Additionally, the RTO plans to split its LMR category into rapid responders with greater responsibility and those with a more lenient availability scheme by the 2028/29 planning year. (See MISO Closing in on New LMR Accreditation.) Nimbler LMRs would have a maximum response time of 30 minutes and presumed availability for all maximum generation emergency step 2 events. Slower LMRs would have a maximum six-hour response time and would be called up earlier — sometimes on a voluntary basis — during maximum generation warnings.

The accreditation plan would have an all-or-nothing aspect: MISO plans to assign zero values for the entire duration of an emergency or near-emergency event when resources fail to make any contributions for even one hour.

“It sounds harsh; it sounds mean. But that’s the line we’ve drawn in the sand. … That’s the tension we experience between availability and adequacy,” Schabla said.

He also said MISO wants to transition to an unlimited number of deployments instead of limiting DR’s deployments to a handful of times per season, as is practice now.

However, after a DR resource, BTM generator or the slower LMR type deploys once in a year, they can choose to declare themselves as unavailable in future deployment calls in exchange for reduced accreditation. Schabla said those resources can decide if a deployment is too expensive to carry out. The category of faster LMRs, on the other hand, would not be permitted to designate themselves as unavailable under any circumstances.

MISO staff have stressed that it is imperative that LMRs respond when called upon to retain resource adequacy as the fleet transitions.

“We want to make sure their accreditation is tied to their performance,” Zak Joundi, executive director of market innovation, said in front of MISO South regulators Feb. 24. Joundi reminded attendees that LMRs have chosen to register as capacity resources.

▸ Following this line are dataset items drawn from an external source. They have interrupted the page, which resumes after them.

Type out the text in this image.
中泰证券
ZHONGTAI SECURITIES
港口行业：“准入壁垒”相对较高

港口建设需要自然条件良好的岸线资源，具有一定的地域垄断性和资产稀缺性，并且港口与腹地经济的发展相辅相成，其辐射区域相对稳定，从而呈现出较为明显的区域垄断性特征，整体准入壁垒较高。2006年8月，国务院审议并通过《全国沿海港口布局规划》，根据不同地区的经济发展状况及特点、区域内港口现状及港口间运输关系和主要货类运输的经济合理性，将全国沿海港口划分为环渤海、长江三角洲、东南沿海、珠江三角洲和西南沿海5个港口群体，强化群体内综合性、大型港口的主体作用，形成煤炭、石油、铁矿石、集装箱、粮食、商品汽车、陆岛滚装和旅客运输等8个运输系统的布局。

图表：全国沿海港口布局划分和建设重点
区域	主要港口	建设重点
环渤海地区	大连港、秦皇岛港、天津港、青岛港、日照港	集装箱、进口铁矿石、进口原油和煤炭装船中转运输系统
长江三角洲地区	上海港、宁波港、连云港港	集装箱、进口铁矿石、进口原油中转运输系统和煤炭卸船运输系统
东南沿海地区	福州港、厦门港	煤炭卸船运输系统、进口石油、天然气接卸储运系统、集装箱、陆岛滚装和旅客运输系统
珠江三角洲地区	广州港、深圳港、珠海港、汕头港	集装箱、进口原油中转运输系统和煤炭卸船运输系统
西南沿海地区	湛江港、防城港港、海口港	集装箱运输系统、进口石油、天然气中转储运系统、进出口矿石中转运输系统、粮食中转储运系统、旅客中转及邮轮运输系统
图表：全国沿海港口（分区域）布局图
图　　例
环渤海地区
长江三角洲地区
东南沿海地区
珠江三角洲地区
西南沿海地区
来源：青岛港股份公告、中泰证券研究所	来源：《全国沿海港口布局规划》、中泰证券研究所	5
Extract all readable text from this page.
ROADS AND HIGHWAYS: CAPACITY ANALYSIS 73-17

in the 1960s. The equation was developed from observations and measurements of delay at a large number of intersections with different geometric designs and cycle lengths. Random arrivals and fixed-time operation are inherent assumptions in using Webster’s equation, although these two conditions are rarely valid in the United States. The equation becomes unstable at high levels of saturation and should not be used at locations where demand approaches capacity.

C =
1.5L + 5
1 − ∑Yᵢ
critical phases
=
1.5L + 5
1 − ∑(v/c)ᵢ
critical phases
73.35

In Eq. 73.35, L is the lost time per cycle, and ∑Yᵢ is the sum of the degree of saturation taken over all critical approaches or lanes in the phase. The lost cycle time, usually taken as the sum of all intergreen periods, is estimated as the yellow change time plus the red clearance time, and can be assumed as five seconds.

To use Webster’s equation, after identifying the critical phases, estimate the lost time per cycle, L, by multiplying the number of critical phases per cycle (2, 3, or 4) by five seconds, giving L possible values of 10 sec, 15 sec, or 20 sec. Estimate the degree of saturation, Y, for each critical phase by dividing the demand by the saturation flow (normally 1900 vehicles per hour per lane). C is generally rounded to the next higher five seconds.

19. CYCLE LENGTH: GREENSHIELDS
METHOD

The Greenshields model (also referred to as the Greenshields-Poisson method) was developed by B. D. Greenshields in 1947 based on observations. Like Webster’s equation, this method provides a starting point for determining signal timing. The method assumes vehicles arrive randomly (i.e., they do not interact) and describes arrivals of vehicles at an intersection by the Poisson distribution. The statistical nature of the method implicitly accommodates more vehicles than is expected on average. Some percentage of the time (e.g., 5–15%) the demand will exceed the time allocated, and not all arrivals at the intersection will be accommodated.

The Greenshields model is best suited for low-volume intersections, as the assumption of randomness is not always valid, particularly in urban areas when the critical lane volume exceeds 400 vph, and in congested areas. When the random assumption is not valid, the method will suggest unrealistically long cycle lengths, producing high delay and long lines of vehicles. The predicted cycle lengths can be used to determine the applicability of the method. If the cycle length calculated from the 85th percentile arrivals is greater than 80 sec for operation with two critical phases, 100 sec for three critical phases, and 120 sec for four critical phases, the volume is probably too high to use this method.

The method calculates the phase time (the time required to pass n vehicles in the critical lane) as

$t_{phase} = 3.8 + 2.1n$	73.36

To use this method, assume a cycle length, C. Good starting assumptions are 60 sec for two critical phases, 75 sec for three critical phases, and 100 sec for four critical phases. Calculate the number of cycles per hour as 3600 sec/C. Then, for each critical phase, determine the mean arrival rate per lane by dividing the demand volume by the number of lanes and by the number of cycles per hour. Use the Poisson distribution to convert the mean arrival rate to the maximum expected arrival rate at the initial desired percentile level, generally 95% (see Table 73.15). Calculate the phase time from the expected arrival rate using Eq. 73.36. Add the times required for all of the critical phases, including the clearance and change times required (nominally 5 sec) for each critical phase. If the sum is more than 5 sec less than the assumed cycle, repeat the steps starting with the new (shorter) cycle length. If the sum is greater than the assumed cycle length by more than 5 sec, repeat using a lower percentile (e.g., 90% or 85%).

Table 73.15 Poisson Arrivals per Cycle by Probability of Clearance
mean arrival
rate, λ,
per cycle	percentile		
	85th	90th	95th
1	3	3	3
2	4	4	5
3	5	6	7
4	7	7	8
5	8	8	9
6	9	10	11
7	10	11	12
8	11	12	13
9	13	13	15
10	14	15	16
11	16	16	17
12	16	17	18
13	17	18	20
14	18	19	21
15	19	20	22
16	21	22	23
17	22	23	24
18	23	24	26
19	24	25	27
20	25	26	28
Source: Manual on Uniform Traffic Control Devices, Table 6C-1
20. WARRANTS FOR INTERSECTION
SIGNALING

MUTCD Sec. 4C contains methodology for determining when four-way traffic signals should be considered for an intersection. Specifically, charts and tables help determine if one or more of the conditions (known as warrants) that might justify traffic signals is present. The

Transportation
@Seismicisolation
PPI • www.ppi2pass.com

As part of its accreditation filing, MISO plans to debut a capacity availability tolerance band for DR resources, in which they would be required to perform between 88 and 112% of their stated load-reduction capability. MISO would cap the tolerance band at no less than 1 MW and no more than 30 MW for underperforming resources. Despite the upper bounds of the tolerance band, DR resources would not be penalized for overperformance.

Some stakeholders have said the tolerance band is too complex to include in the new accreditation method.

“Forecast errors are inevitable, and penalties are not appropriate for LMRs providing good-faith estimates,” WPPI Energy’s Steve Leovy said. MISO should waive accreditation penalties when LMRs provide “near-real-time demand data” or have used rigorous forecasting methods to estimate their availability, he said. A few tens of megawatts of standard deviation should not make a difference to MISO operations, he argued.

Schabla said LMRs using a firm service level to gauge reductions instead of a megawatt amount would not face accreditation penalties without the tolerance band. He pointed out that LMRs specifying megawatt reductions likewise face performance penalties. MISO’s DR resources can use either a firm service level or a megawatt value as the measuring stick for their reductions.

“We believe it’s fair to treat all demand response resources the same,” Schabla said, stressing that resources should be indicating their availability. He said there are LMRs in MISO who input the same availability information year-round, never adjusting for likely seasonal changes. The RTO expects DR to perform when called on, even if it proves expensive for the resource. Schabla said it is only fair that unresponsive resources take hits to their accreditation when unavailable.

“We’re paying you for years in between deployments,” he explained, adding that MISO compensates LMRs to respond only in emergency situations.

The RTO has called up LMRs 12 times since 2017, with half of those occurring during winter storms over the last few years.

“These events are very infrequent, and that’s to be expected in a system with a one-day-in-10-years reliability standard,” Schabla said.